Why should decltype expressions in return types be skewed in a character name?

I recently discovered that decltype expressions are distorted as part of function symbol names when used as return types, and that this can cause unpleasant segmentation errors when dismantling expressions (for example, in debugging sessions) if the expression is too complex.

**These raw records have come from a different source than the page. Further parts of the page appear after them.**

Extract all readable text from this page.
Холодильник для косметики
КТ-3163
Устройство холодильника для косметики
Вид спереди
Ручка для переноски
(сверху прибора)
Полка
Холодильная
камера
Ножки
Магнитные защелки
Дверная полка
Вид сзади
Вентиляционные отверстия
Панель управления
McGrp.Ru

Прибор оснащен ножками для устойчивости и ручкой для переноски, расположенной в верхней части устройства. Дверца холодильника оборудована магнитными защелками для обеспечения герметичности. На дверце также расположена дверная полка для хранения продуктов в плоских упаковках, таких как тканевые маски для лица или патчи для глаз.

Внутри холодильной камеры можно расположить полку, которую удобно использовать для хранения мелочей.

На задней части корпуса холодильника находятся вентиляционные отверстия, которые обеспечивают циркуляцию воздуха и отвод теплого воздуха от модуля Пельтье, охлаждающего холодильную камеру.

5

The first version uses the decltype return type, where the full expression gets garbled ( http://goo.gl/EALubx ):

#include <cstdint> #include <utility> struct A { void bar() const; }; template<typename T> decltype(std::declval<T>().bar()) foo(T const& a); void foo() { A a; return foo(a); } 

Compiled (GCC 5.2.0):

 foo(): sub rsp, 24 lea rdi, [rsp+15] call decltype ((((declval<A>)()).bar)()) foo<A>(A const&) add rsp, 24 ret 

The second version, almost equivalent, where the type of the expression is allowed as part of the optional template parameter ( http://goo.gl/DfQGR5 ):

 #include <cstdint> #include <utility> struct A { void bar() const; }; template<typename T, typename R=decltype(std::declval<T>().bar())> R foo(T const& a); void foo() { A a; return foo(a); } 

Compiled (GCC 5.2.0):

 foo(): sub rsp, 24 lea rdi, [rsp+15] call void foo<A, void>(A const&) add rsp, 24 ret 

I understand that template functions can only be overloaded by their return type, but should the compiler not have to resolve the decltype expression on its own and use the resulting type instead?

Can someone tell me why, or tell me where the C ++ spec states?